Sunday, June 24, 2012

Getting Ready to Sell

We are about to sell our house (it will be listed tomorrow!). That is easier said than done. Unless you keep your house looking like an excerpt from "House Beautiful", it is a massive undertaking. We have kept our house fairly well tended to and clean, but the idea of someone looking in all your cabinets and closets and scrutinizing your baseboards and corners really kicks things up a notch. You can certainly sell "as is", but you take a huge price hit (based on what I've heard). So we have been cleaning, and painting, and packing for some time now. Here is what I've learned:
  • In all the years prior to selling, don't buy anything you don't really need. The less you have, the better your life will be. No, really. Trust me. I have gotten rid of so many things I now wish we'd never bought.
  • Use Home Depot boxes and U-Haul tape. I've tried lots of brands of both and those are the best.
  • Going to the dump is fun! If you have anything broken or defunct, load it all up and take it out there at once. It is only $35 for a full pickup truck load and it is lots of fun tipping stuff into a pit. Just make sure you cover your load to save an extra $20 charge.
  • Give things away. I was too lazy to try to sell our stuff so we have been giving it away for free. It has been immensely satisfying. I don't think the amount of money I could have made would have equaled the happiness we have brought to others or the needs we have met.
  • Start decluterring 2 and a half months in advance and cleaning/repairing a month and a half in advance. Leave the last few weeks for prepping/staging.
  • Be ruthless. If you don't love it, get rid of it.
  • Don't paint cabinets. It is not worth it. Even if they clash with the other decor, just deal with it.
  • You will get an amazing workout. Expect to lose weight and experience lots of muscle soreness. Also, expect to get very little sleep the last few weeks before you list the house. Set a date to take pictures with your Realtor and then just pretend you are getting ready for finals in college and tell yourself it will all be over soon.
  • Put your environmentalist tendencies aside. You will be dumping water on the lawn to keep the grass green. You will eventually break down and eat sandwiches every day off of paper plates because the thought of doing dishes while keeping the house constantly looking like no one actually lives there is overwhelming.
  • Go ahead and pack all hobby related items. You will have no free time.
And for some comic relief now that we are done: Be sure and check out "The House That Loves Paint" (among many other funny ones).

Wednesday, June 20, 2012

Minimalist Packing

I really enjoy the concept of minimalist packing. It keeps you from feeling weighed down when you travel. It frees up time and mental energy. When you return home, there is not a mountain a laundry to do.

There are lots of resources on the web, but here is my take on traveling light from my last week long trip:

From upper left, clockwise: shorts and shirt, shorts and shirt for pajamas (but could be worn to go for a walk/exercise), flip flops, grey leggings, snack bars, a magazine and notebook and my Kindle, chargers (phone, Kindle, camera battery, and headphones), shoes, comb, Tide to-go, 3 pairs socks, 4 pair underwear, swimsuit, jacket.
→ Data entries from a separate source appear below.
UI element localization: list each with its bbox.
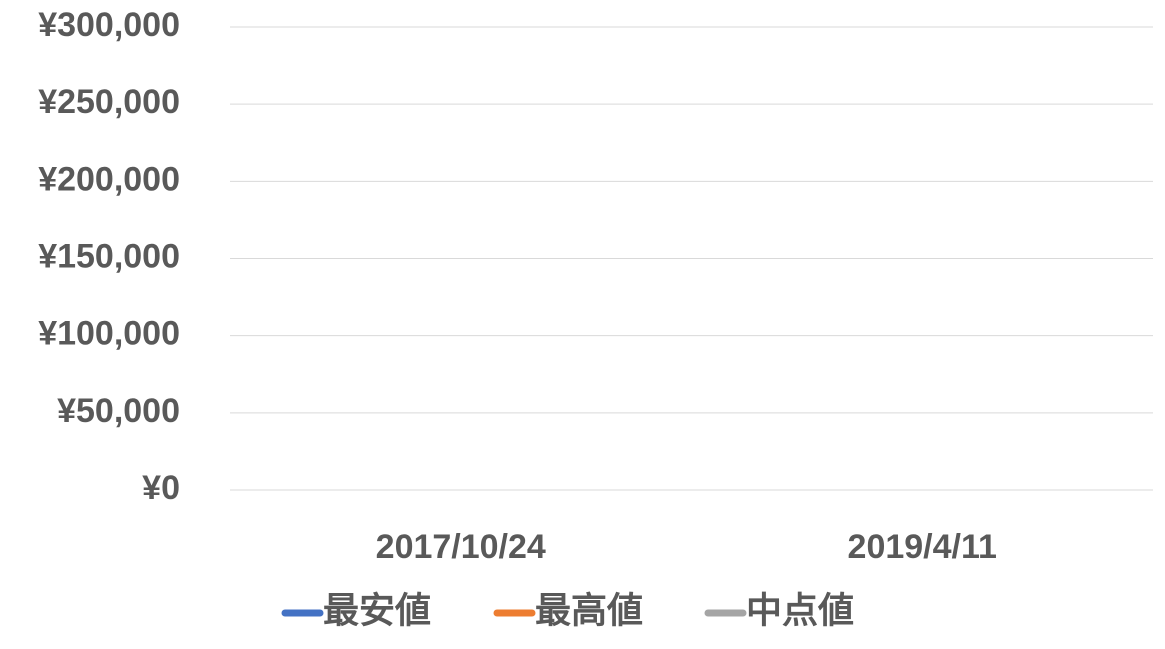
x-tick-label: 2017/10/24: [376, 528, 546, 566]
y-tick-label: ¥300,000: [38, 6, 180, 44]
legend-label: 中点値: [746, 590, 854, 631]
y-tick-label: ¥100,000: [38, 315, 180, 353]
legend-label: 最高値: [535, 590, 643, 631]
y-tick-label: ¥250,000: [38, 83, 180, 121]
y-tick-label: ¥200,000: [38, 160, 180, 198]
y-tick-label: ¥150,000: [38, 237, 180, 275]
x-tick-label: 2019/4/11: [848, 528, 997, 566]
y-tick-label: ¥0: [142, 469, 180, 507]
legend-label: 最安値: [323, 590, 431, 631]
y-tick-label: ¥50,000: [57, 392, 180, 430]
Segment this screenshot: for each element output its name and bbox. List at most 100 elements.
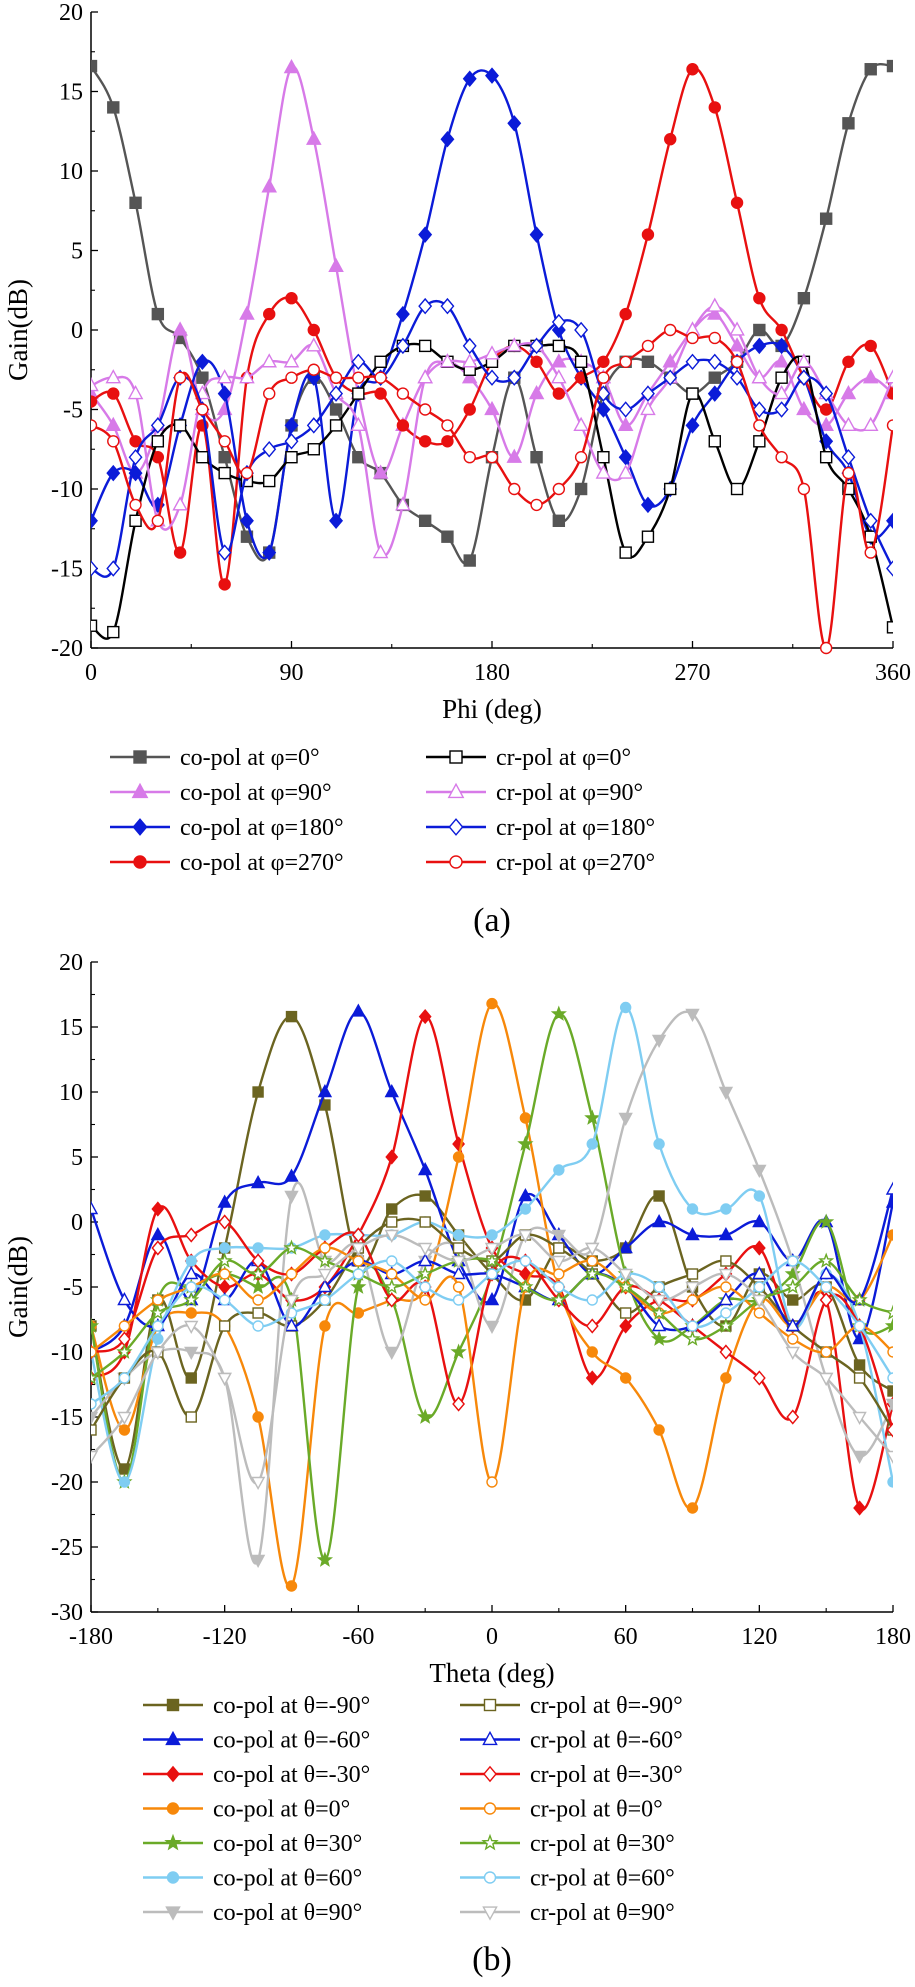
data-point bbox=[796, 400, 812, 416]
data-point bbox=[862, 369, 879, 384]
data-point bbox=[818, 416, 834, 432]
data-point bbox=[417, 1253, 433, 1267]
data-point bbox=[663, 369, 678, 386]
data-point bbox=[91, 1369, 100, 1385]
data-point bbox=[818, 1266, 834, 1280]
data-point bbox=[217, 1194, 232, 1208]
data-point bbox=[452, 1294, 465, 1306]
data-point bbox=[574, 482, 588, 496]
data-point bbox=[218, 466, 231, 480]
y-tick-label: 20 bbox=[59, 950, 83, 976]
data-point bbox=[461, 353, 478, 368]
x-tick-label: -180 bbox=[69, 1624, 113, 1650]
data-point bbox=[396, 387, 410, 400]
data-point bbox=[753, 292, 766, 305]
data-point bbox=[653, 1281, 665, 1293]
x-tick-label: 90 bbox=[280, 660, 304, 686]
data-point bbox=[820, 1281, 832, 1293]
y-tick-label: 5 bbox=[71, 239, 83, 265]
data-point bbox=[685, 1008, 700, 1022]
data-point bbox=[150, 417, 165, 434]
data-point bbox=[685, 417, 700, 434]
data-point bbox=[519, 1112, 532, 1124]
legend-entry: cr-pol at φ=180° bbox=[426, 815, 655, 841]
data-point bbox=[217, 1372, 232, 1386]
data-point bbox=[218, 1294, 231, 1306]
data-point bbox=[127, 384, 144, 400]
data-point bbox=[518, 1188, 533, 1202]
data-point bbox=[884, 1317, 893, 1333]
data-point bbox=[305, 337, 322, 352]
data-point bbox=[519, 1255, 532, 1267]
data-point bbox=[650, 1330, 668, 1346]
legend-label: cr-pol at θ=60° bbox=[530, 1866, 675, 1892]
data-point bbox=[775, 451, 788, 464]
data-point bbox=[773, 384, 790, 400]
data-point bbox=[584, 1109, 601, 1125]
data-point bbox=[284, 433, 299, 450]
data-point bbox=[350, 416, 367, 432]
data-point bbox=[886, 59, 893, 73]
data-point bbox=[418, 339, 432, 353]
data-point bbox=[653, 1424, 665, 1436]
data-point bbox=[640, 385, 655, 402]
data-point bbox=[395, 337, 410, 355]
data-point bbox=[718, 1292, 734, 1306]
data-point bbox=[118, 1424, 131, 1436]
data-point bbox=[417, 369, 433, 384]
legend-label: cr-pol at φ=270° bbox=[496, 850, 655, 876]
data-point bbox=[185, 1281, 197, 1293]
data-point bbox=[818, 1213, 835, 1229]
data-point bbox=[818, 1252, 835, 1268]
legend-label: co-pol at φ=0° bbox=[180, 745, 320, 771]
series-13 bbox=[91, 1229, 893, 1490]
legend-label: cr-pol at φ=180° bbox=[496, 815, 655, 841]
figure-caption: (a) bbox=[473, 902, 511, 939]
data-point bbox=[617, 1278, 634, 1294]
data-point bbox=[640, 496, 655, 514]
data-point bbox=[651, 1318, 667, 1332]
data-point bbox=[619, 1372, 632, 1384]
legend-marker bbox=[482, 1730, 498, 1746]
data-point bbox=[730, 196, 744, 210]
data-point bbox=[586, 1294, 598, 1306]
data-point bbox=[819, 641, 833, 655]
data-point bbox=[551, 313, 566, 331]
data-point bbox=[886, 1422, 893, 1438]
data-point bbox=[196, 371, 209, 384]
x-tick-label: 0 bbox=[85, 660, 97, 686]
y-tick-label: 15 bbox=[59, 80, 83, 106]
data-point bbox=[796, 353, 812, 368]
data-point bbox=[886, 512, 893, 530]
data-point bbox=[151, 307, 165, 321]
data-point bbox=[451, 1266, 466, 1280]
data-point bbox=[486, 1268, 498, 1280]
data-point bbox=[151, 1240, 165, 1256]
y-tick-label: -25 bbox=[51, 1535, 83, 1561]
data-point bbox=[485, 369, 499, 386]
data-point bbox=[117, 1411, 132, 1425]
legend-entry: co-pol at θ=30° bbox=[143, 1831, 362, 1857]
chart-b: -30 -25 -20 -15 -10 -5 0 5 10 15 20 -180 -120 -60 0 60 1… bbox=[3, 950, 911, 1978]
data-point bbox=[184, 1266, 199, 1280]
data-point bbox=[686, 387, 699, 400]
data-point bbox=[730, 355, 744, 368]
legend-label: co-pol at θ=-90° bbox=[213, 1693, 370, 1719]
data-point bbox=[819, 403, 833, 416]
y-tick-label: 0 bbox=[71, 318, 83, 344]
data-point bbox=[840, 416, 857, 432]
data-point bbox=[553, 1242, 565, 1254]
legend-label: cr-pol at θ=90° bbox=[530, 1900, 675, 1926]
data-point bbox=[352, 387, 365, 400]
series-line bbox=[91, 1002, 893, 1589]
y-tick-label: -20 bbox=[51, 636, 83, 662]
data-point bbox=[352, 1268, 365, 1280]
data-point bbox=[395, 305, 410, 323]
data-point bbox=[195, 353, 210, 371]
data-point bbox=[720, 1281, 732, 1293]
data-point bbox=[452, 1281, 465, 1293]
data-point bbox=[753, 435, 766, 448]
data-point bbox=[752, 1214, 767, 1228]
legend-entry: co-pol at θ=-90° bbox=[143, 1693, 370, 1719]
Not pictured are deodorant, toothbrush, toothpaste, face cream, sunscreen, and camera. All of this fit neatly in my small backpack with room to spare. I wore a lightweight dress which was my primary clothing except when hiking or sleeping (or swimming, obviously!). You can buy "travel dresses" from REI or various websites, but you can save a ton of money by locating one with similar properties at the thrift store or Ross. A good dress for travel should be lightweight, a dark color, a conservative cut (so it works at a variety of places), and a high percentage of synthetic fibers (except nothing strecthy). Most synthetic fibers will dry much quicker than natural fibers. Just think of the shorts and skirts that dry the fastest when doing laundry at home and try to find a dress (or pants/shirt if you are a guy) in a similar material. Quick dry is important because then you can wash them in the sink, hang them up, and have them be dry within in a day.

My husband and I did a similar minimalist packing experiment when we went to Ecuador. That time we did invest in REI pants. That was the best clothing investment ever. After the trip, I wore those pants to do hundreds of hours of field work in rough conditions. They held up beautifully and are only just now getting too worn out to travel with (unfortunately, I snagged myself climbing over a wire fence and got concrete adhesive on them).